I am trying to trace a little program using ptrace API. I figured out that every time the tracer is run, it produces bad results. This is the disassembly of short program that I want to trace:
$ objdump -d -M intel inc_reg16
inc_reg16: file format elf32-i386
Disassembly of section .text:
08048060 <.text>:
8048060: b8 00 00 00 00 mov eax,0x0
8048065: 66 40 inc ax
8048067: 75 fc jne 0x8048065
8048069: 89 c3 mov ebx,eax
804806b: b8 01 00 00 00 mov eax,0x1
8048070: cd 80 int 0x80
and here is code of the tracer itself:
// ezptrace.c
#include <sys/user.h>
#include <sys/ptrace.h>
#include <sys/types.h>
#include <sys/wait.h>
#include <unistd.h>
#include <stdio.h>
int main() {
pid_t child;
child = fork();
if (child == 0) {
ptrace(PTRACE_TRACEME, 0, NULL, NULL);
execv("inc_reg16", NULL);
}
else {
int status;
wait(&status);
struct user_regs_struct regs;
while (1) {
ptrace(PTRACE_GETREGS, child, NULL, ®s);
printf("eip: %x\n", (unsigned int) regs.eip);
ptrace(PTRACE_SINGLESTEP, child, NULL, NULL);
waitpid(child, &status, 0);
if(WIFEXITED(status)) break;
}
printf("end\n");
}
return 0;
}
The tracer's job is to single step the inc_reg16 program and log address of each encountered processor instruction. When I run and check how many times the instruction 'inc ax' has been encountered, it occurs that the numbers are different each time the tracer is run:
$ gcc ezptrace.c -Wall -o ezptrace
$ ./ezptrace > inc_reg16.log
$ grep '8048065' inc_reg16.log | wc -l
65498
the second check:
$ ./ezptrace > inc_reg16.log
$ grep '8048065' inc_reg16.log | wc -l
65494
The problem is that above results should be both 65536, as the instruction 'inc ax' is executed exactly 65536 times.
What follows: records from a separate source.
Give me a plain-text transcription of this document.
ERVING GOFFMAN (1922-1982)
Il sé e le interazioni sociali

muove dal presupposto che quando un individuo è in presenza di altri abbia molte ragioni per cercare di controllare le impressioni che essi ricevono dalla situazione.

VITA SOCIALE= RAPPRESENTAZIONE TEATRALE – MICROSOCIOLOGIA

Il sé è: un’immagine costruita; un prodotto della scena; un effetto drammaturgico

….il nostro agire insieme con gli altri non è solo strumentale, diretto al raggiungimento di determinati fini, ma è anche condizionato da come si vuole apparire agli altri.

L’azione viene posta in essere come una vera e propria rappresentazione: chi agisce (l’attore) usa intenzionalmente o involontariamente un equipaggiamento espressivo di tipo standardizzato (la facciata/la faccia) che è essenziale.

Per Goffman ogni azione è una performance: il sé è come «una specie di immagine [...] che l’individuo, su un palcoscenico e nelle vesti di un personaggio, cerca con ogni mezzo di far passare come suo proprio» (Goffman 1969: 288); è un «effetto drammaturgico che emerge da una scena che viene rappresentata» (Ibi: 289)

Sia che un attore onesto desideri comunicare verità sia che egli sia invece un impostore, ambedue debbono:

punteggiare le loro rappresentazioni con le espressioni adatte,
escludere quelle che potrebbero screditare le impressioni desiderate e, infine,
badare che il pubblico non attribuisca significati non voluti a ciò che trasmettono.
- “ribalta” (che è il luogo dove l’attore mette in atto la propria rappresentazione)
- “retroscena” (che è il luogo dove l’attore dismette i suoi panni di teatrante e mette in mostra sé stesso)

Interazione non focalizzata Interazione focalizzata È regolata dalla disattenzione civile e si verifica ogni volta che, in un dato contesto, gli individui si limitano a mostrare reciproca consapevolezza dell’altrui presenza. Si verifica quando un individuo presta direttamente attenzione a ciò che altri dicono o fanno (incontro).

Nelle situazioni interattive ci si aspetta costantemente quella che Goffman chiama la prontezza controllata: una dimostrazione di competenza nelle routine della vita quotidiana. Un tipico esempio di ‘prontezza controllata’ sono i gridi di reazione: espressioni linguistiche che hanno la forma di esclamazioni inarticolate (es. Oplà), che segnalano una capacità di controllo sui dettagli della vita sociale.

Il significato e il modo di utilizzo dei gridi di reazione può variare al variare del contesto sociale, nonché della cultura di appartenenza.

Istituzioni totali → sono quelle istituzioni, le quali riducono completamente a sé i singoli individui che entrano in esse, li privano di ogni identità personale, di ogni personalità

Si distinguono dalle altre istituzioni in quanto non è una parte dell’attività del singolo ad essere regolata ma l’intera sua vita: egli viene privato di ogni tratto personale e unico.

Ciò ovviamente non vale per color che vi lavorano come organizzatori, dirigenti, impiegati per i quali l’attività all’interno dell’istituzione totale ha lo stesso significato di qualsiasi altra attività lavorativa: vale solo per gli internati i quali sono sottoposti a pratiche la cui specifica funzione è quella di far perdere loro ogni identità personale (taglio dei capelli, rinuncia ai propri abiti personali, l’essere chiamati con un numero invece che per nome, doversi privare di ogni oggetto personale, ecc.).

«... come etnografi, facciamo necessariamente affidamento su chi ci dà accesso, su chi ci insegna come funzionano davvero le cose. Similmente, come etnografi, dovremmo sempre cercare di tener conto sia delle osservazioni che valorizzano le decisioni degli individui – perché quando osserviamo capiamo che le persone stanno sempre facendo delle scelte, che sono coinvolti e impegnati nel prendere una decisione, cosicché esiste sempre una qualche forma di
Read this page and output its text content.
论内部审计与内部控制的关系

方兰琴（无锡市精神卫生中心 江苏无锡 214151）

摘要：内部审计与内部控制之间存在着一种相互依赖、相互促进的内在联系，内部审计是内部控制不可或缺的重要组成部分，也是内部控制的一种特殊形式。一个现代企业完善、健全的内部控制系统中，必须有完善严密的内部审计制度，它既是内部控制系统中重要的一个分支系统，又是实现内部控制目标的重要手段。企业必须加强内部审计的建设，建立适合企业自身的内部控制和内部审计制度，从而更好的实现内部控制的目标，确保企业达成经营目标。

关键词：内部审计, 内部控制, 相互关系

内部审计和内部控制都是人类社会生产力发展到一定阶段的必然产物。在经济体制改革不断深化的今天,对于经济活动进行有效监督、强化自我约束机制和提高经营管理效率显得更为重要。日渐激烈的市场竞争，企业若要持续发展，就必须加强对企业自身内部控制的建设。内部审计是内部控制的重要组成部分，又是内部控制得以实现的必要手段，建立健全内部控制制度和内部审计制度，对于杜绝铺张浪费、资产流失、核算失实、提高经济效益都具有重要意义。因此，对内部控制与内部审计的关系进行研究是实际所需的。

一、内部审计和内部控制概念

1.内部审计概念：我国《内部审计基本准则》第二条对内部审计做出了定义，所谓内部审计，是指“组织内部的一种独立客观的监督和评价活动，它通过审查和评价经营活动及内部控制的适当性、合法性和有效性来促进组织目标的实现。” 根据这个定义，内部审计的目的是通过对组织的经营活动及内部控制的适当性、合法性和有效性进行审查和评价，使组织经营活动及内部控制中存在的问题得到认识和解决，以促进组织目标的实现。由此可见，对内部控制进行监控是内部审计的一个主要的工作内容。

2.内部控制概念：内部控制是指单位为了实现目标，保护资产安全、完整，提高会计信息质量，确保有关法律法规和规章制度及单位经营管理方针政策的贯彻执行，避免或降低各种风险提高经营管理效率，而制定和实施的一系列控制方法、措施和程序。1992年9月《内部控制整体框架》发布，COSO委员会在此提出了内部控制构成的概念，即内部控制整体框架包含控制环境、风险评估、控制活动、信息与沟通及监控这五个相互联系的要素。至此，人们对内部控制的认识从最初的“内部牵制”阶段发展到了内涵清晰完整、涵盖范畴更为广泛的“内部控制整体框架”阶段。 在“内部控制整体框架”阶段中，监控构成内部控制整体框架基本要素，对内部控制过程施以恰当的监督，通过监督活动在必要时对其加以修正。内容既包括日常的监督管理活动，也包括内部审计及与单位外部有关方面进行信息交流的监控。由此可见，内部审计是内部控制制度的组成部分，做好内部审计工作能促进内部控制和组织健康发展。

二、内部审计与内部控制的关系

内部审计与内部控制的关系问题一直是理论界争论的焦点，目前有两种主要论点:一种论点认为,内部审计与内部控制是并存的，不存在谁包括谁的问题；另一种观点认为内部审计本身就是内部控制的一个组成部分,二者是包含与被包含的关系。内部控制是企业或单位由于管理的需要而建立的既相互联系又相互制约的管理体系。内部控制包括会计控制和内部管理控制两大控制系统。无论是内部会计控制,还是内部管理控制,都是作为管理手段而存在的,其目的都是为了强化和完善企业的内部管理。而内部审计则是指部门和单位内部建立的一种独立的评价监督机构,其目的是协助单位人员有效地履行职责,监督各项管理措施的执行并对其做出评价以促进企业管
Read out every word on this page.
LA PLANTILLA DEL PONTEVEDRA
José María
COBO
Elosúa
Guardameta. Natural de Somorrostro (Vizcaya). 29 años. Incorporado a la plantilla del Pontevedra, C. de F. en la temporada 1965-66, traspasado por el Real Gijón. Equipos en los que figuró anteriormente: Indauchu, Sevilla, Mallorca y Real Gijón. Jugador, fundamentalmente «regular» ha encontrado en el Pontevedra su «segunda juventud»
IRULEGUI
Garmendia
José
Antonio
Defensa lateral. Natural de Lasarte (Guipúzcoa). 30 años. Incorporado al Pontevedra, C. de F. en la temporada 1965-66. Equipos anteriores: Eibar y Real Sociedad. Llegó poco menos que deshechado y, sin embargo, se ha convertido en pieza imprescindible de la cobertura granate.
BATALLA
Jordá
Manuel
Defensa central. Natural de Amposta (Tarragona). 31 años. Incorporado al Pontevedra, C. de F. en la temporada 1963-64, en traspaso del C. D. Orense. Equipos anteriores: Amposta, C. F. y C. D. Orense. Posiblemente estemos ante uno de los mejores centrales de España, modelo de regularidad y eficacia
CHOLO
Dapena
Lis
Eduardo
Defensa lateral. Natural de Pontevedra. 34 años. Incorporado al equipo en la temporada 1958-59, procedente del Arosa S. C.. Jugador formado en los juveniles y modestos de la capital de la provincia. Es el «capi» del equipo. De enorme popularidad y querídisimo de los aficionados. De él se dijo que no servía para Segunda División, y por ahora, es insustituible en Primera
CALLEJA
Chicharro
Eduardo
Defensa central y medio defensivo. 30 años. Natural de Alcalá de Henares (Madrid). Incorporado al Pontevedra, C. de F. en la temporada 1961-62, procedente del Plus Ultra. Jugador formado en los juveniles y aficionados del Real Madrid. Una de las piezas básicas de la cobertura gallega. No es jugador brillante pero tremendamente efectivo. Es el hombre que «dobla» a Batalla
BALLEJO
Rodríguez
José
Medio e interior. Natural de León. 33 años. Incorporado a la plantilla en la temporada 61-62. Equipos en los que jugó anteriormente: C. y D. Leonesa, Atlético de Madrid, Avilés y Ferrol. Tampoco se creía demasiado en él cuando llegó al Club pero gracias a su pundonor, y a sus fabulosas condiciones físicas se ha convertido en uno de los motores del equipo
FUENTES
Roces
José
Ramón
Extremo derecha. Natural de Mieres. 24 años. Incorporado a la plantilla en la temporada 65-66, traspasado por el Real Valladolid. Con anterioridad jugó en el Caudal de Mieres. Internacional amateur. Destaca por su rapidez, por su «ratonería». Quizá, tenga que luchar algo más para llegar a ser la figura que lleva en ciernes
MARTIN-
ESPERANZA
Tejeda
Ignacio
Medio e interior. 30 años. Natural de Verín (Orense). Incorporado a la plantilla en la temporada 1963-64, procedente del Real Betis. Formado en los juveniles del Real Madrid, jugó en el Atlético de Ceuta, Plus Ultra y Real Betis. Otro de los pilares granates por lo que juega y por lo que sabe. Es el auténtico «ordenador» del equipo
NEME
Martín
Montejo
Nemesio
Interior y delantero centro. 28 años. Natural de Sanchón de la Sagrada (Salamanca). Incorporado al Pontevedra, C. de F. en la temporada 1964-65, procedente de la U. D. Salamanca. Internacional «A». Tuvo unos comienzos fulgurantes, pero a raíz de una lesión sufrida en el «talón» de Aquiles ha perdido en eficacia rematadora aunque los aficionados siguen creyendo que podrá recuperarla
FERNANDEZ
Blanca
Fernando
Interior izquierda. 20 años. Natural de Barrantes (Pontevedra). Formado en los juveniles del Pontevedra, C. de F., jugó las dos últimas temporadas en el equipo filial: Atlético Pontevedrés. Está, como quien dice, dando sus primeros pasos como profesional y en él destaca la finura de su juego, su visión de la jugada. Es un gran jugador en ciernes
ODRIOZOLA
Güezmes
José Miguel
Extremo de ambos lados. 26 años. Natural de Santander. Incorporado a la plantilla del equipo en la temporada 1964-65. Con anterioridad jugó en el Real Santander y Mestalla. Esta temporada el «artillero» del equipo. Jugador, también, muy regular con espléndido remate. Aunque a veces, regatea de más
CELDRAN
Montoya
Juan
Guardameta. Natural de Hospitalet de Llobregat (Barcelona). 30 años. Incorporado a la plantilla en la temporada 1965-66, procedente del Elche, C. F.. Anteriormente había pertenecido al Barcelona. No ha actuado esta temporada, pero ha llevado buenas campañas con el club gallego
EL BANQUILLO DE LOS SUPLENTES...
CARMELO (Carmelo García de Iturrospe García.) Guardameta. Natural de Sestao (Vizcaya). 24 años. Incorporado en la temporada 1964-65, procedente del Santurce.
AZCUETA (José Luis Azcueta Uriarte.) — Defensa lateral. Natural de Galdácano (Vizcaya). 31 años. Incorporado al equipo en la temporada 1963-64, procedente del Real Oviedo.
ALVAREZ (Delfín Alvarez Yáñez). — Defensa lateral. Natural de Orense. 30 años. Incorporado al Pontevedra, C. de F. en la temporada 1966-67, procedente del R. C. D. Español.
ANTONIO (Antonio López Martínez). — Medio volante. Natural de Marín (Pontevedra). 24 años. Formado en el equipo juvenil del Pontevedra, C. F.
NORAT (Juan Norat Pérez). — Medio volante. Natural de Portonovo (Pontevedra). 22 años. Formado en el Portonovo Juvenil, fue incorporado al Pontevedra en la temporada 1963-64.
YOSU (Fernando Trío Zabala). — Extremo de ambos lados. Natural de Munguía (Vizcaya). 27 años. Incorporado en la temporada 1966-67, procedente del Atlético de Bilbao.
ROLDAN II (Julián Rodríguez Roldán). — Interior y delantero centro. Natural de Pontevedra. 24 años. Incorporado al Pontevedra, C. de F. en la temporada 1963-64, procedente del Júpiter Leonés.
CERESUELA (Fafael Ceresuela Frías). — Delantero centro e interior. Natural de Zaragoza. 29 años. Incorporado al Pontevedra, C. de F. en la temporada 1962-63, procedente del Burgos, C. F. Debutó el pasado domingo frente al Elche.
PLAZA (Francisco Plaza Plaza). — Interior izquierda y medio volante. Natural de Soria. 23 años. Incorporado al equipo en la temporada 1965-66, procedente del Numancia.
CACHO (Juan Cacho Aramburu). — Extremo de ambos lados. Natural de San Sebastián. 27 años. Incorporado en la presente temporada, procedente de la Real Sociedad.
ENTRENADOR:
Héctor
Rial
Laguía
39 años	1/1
Now the question is: is there a mistake in my code or it's a matter of some bug in ptrace? Your help is greatly appreciated.
I tried the same program under both virtualbox and vmware, it seems that only vmware has the correct result, whereas virtualbox has the same problem as you. I used the virtualbox 4.2.1.
eip is the address to the "current instruction" in user space. You need a ptrace(...PEEKDATA, ...), i.e. following ptrace(...GETREGS, ...), to obtain the actual instruction. Also keep in mind that, with ptrace(...PEEKDATA, ...) you always obtain a machine word, actual opcodes usually only occupy the low 16/32 bits of it.